Concrètement, l'Association médicale américaine (AMA) dénonce la participation des médecins aux exécutions. Depuis peu, certains actes en lien avec la peine capitale ont été ajoutés à la liste des actes prohibés figurant au code de déontologie des médecins états-uniens et y figurent toujours. Aussi, prescrire ou administrer les médicaments avant l'exécution est interdit, tout comme le fait de choisir le site de l'injection et de démarrer le processus d'injection.

D'autres actes, interdits dans un premier temps, voient aujourd'hui toutefois leur illégalité contestée par certains professionnels, dont le fait de surveiller les signes vitaux pendant l'exécution, d'y assister comme observateur ou encore d'inspecter et de tester le matériel nécessaire à l'injection létale.

Plus encore, à la demande de l'Association des psychiatres américains (APA), certains actes médicaux ont été carrément retirés de la liste des actes prohibés et sont redevenus légaux. À titre d'exemple, un spécialiste de la psychiatrie peut aujourd'hui fournir de l'information ou établir un diagnostic nécessaire pour condamner un accusé à la peine de mort. Il peut aussi traiter un patient afin de le rendre « apte » à se faire exécuter.
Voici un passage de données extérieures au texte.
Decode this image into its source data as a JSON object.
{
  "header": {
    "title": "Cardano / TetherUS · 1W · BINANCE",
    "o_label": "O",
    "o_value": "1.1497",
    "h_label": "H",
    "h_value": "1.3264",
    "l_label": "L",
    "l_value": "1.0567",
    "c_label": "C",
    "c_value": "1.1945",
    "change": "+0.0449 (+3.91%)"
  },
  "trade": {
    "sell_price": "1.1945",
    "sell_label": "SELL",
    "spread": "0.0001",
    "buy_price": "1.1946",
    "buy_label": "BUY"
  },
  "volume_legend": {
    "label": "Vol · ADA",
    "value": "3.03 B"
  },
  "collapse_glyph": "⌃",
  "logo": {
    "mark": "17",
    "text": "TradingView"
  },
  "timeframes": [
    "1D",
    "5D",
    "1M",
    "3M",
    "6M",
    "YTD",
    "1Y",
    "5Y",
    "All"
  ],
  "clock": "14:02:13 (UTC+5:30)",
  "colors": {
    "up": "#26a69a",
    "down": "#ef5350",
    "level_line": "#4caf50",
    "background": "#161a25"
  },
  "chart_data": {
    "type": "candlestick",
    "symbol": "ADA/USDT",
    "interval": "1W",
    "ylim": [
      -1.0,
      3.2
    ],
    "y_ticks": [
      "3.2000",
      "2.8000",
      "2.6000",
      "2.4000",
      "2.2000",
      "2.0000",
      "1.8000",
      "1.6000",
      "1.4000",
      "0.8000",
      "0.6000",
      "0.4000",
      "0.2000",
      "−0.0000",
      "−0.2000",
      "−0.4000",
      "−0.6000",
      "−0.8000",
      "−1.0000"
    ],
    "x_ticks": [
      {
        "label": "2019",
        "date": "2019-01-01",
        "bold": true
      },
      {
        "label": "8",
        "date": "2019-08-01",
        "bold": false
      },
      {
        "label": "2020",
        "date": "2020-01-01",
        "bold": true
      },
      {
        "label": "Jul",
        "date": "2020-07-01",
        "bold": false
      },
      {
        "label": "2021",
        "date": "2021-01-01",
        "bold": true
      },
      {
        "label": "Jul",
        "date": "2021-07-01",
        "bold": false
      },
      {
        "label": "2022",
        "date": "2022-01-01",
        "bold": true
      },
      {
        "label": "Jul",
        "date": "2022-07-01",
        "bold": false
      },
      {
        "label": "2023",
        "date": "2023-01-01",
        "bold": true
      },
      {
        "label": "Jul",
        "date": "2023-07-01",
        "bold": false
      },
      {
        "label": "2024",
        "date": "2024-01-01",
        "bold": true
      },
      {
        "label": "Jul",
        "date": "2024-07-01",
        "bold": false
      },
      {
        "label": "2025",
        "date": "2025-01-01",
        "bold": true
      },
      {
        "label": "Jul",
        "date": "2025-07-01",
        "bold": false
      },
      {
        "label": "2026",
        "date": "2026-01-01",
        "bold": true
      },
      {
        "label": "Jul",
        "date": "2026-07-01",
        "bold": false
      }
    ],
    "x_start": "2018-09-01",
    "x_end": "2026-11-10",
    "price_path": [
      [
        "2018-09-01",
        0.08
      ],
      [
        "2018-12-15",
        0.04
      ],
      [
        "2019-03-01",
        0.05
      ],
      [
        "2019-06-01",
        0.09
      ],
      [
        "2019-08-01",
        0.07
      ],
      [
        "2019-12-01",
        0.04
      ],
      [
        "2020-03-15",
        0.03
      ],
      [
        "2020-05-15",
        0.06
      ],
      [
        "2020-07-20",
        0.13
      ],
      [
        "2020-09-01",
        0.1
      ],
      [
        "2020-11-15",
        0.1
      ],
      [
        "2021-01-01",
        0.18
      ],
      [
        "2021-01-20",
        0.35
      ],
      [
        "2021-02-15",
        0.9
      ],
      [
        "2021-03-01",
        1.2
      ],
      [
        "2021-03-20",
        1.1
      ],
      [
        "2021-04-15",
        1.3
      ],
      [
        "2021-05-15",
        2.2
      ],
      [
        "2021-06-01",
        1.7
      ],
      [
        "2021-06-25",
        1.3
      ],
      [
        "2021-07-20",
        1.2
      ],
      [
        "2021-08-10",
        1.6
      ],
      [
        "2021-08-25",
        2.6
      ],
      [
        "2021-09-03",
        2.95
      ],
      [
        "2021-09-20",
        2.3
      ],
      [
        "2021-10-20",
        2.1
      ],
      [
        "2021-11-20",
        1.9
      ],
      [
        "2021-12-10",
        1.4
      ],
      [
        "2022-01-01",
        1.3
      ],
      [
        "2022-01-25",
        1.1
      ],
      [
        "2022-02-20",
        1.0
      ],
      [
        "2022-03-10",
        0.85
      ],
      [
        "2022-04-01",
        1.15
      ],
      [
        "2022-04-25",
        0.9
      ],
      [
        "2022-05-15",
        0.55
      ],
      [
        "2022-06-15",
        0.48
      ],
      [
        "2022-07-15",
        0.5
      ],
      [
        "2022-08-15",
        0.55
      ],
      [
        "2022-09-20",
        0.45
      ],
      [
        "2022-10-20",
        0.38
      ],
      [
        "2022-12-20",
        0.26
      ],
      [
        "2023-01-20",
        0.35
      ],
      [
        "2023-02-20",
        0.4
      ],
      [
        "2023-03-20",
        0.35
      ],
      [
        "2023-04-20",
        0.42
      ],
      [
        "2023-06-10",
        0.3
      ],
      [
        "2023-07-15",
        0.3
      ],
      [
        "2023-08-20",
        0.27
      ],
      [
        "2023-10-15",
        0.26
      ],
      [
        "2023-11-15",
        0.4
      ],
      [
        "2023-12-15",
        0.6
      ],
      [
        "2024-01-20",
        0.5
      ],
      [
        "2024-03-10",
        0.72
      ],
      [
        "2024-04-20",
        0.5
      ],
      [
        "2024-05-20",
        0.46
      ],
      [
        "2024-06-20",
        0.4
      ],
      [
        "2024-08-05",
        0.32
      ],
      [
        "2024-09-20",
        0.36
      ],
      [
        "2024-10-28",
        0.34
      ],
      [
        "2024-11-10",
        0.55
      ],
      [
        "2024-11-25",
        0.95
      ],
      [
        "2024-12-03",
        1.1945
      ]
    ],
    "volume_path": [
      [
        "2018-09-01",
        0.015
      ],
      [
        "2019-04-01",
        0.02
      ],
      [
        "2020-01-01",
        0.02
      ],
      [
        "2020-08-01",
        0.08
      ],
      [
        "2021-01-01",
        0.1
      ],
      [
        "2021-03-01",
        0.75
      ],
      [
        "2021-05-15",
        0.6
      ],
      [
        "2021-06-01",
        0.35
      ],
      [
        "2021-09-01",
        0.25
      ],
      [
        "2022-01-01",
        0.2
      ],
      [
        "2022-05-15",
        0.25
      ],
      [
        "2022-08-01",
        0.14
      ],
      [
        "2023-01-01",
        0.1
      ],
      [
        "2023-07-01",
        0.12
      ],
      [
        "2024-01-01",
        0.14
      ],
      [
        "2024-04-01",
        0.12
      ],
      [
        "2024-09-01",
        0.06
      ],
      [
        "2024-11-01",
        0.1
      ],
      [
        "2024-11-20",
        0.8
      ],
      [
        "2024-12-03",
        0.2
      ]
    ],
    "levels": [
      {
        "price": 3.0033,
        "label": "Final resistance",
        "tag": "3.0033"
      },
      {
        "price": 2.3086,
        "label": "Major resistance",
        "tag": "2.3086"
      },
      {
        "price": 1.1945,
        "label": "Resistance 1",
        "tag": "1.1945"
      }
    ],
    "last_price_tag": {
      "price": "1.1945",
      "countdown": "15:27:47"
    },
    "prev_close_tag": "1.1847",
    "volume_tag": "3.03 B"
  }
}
Une position confirmée par la Cour suprême des États-Unis en octobre 2003, alors que, dans l'affaire Singleton c. Norris, le juge autorisait l'intervention médicale effectuée auprès d'un accusé jugé inapte à subir la peine capitale en raison de ses problèmes de santé mentale.

Devant de tels faits, Abraham Halpern se dit convaincu que la société états-unienne n'a d'autre choix que de réclamer l'abolition pure et simple de la peine de mort. « Tant et aussi longtemps que la peine de mort sera permise, il se trouvera des gens, des médecins, des psychiatres pour y collaborer et transgresser les règles éthiques. La seule façon de mettre un terme à tout cela est donc de l'abolir, quel que soit le type de crime. Parce qu'ils ont pour mission de préserver la vie et de venir en aide aux gens dont la santé est menacée, les médecins ont un rôle particulier à jouer dans cette lutte. Ils doivent prendre la place qui leur revient et faire la promotion du respect des principes qui font la noblesse de leur profession depuis des siècles. Ce sont des agents de changement. »

Ceux qui disent NON

Selon Amnesty International, plus de 3 000 médecins militent un peu partout dans le monde en faveur de l'abolition de la peine de mort.